Throughout my childhood, I rode horses and competed in horse shows (if you’ve ever seen the wonderful movie Best in Show, you’ll have a fairly good idea of what the horse-show world is like—just swap out the dogs for horses in your mind’s eye).  In a nutshell, the horses and riders go around an arena with the action dictated by the calls of a judge. While I felt a rhythm once my horse was well into a trot or a canter, the transitions between gaits—say from a walk to a canter or down to a trot from a canter—were a source of huge anxiety for me as I knew they were usually the point at which things could possibly go sideways in a class if I made a mistake or if my horse and I were struggling with communicating on a given day.  In other words, my success depended upon on how I handled myself and my horse in those moments of transition.

Understandably, I have found that the shift to online classes has been a rough one for many of the girls I work with, and I’ve noticed it has a lot to do with transitions—or really the lack thereof.  I have had a whole lot of girls on my hands who have tried to get all their academic work for the day done in one sitting, and it’s been leaving them feeling strung out, exhausted, anxious, and overwhelmed.  The more I thought about what was going on, the more I appreciated where they were coming from—not only was it that the quicker they got their work done, the more free time they’d have, but also that the natural transitions in their day have disappeared.  No longer is there a car or bus ride to and from school or a bell signaling time to get up and move to the next class or lunch.
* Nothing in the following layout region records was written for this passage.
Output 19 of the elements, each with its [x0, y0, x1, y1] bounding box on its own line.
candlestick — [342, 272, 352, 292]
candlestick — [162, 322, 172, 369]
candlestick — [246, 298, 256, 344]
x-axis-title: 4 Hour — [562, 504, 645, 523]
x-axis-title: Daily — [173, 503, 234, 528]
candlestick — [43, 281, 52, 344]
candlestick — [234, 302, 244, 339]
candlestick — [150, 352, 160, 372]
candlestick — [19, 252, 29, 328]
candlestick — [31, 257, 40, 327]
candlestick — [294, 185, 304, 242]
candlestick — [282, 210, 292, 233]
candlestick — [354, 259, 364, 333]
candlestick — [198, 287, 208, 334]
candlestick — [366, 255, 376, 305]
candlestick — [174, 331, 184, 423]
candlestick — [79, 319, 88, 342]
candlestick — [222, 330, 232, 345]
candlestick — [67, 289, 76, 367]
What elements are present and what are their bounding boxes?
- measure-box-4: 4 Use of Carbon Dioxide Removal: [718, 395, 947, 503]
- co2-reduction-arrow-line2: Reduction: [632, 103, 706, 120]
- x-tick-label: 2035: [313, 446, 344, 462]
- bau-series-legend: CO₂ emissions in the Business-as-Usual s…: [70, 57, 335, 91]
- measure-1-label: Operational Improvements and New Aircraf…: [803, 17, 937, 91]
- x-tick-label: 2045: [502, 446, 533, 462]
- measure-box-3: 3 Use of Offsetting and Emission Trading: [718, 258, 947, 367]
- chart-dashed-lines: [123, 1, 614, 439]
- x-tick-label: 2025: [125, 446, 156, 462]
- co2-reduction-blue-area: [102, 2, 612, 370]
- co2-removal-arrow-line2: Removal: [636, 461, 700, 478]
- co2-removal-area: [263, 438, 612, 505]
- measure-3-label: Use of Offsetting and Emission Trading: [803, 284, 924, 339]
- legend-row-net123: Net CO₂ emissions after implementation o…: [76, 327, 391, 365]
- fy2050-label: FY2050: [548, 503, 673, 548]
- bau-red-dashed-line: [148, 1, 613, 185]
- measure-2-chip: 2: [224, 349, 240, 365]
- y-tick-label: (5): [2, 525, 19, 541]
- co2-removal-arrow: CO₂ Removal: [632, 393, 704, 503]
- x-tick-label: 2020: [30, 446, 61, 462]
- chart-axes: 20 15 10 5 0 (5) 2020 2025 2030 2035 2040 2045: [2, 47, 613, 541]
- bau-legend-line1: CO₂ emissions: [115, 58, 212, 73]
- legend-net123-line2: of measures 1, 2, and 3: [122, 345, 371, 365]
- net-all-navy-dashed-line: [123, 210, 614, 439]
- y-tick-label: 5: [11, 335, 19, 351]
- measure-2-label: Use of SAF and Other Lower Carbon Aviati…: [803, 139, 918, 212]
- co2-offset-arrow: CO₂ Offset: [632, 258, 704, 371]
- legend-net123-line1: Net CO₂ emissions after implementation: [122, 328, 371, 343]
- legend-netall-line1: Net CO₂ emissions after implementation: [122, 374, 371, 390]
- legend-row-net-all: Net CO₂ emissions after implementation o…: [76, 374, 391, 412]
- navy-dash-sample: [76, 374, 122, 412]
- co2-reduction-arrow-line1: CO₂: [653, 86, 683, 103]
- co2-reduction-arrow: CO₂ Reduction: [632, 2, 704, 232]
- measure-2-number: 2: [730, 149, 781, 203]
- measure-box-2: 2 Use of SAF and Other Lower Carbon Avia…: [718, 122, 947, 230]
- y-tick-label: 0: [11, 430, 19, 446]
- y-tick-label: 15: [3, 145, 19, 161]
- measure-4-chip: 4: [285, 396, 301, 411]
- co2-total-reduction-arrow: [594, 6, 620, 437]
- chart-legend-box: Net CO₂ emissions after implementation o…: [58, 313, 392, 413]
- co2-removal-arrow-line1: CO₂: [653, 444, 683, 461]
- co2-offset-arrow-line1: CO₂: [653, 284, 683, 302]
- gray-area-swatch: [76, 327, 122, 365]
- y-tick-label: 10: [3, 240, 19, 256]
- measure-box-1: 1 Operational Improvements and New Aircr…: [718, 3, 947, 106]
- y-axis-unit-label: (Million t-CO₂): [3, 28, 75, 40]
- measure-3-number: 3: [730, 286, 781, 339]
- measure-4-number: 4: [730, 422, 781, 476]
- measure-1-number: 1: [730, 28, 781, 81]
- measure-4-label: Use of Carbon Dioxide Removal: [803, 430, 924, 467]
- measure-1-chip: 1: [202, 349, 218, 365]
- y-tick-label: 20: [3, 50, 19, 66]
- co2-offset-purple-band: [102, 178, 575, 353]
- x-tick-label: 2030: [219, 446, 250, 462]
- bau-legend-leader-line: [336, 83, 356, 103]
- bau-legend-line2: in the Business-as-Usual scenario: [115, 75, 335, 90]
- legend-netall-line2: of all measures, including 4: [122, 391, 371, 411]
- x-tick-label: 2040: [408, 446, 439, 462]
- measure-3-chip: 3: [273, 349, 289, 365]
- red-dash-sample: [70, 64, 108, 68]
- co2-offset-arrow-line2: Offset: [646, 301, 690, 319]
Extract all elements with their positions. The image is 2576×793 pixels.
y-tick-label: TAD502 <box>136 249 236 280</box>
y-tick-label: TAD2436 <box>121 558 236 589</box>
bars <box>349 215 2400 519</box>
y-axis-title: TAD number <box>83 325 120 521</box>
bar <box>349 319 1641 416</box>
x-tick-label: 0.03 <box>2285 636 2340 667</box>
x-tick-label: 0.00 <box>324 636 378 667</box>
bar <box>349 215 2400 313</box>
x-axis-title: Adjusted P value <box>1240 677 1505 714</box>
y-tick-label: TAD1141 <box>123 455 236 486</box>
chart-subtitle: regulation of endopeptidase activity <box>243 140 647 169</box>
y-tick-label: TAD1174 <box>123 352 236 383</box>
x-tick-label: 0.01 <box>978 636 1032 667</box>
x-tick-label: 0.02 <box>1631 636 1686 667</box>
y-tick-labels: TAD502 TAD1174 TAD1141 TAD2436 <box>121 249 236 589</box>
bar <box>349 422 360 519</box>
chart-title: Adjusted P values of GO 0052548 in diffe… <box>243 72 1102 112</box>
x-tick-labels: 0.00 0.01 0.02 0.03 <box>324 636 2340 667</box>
And all that lost transition time is so valuable for so many reasons.

As a result, I find myself having lots of conversations about chunking time and tasks towards completing a goal/assignment and encouraging all my clients to build lots of breaks into their day.  One tried and true method I talk about is creating a to-do list and then breaking each task into the smallest, most manageable pieces until you’ve reached a palatable starting point. Another, based upon The Pomodoro Technique ®, is to set a timer for a chunk of work time (perhaps 30 minutes or so) followed by a timed break of about 5 minutes spent away from the space where you have been working (and also away from all the screens).  I also encourage girls to incorporate things that speak to their five senses during their breaks, perhaps a bite of something delicious or a dance like nobody’s watching to your favorite tune.

And finally, as one of my trainers used to so wonderfully do when he would say, “That’ll do, pig,” as he pat my horse on the rump when we came out of the arena at the end of a class, please take some time at the end of the day to recognize what a beautiful job you are doing through all of this, regardless of the color of the ribbon, the grade on the paper, or what does or doesn’t get done at the end of the day.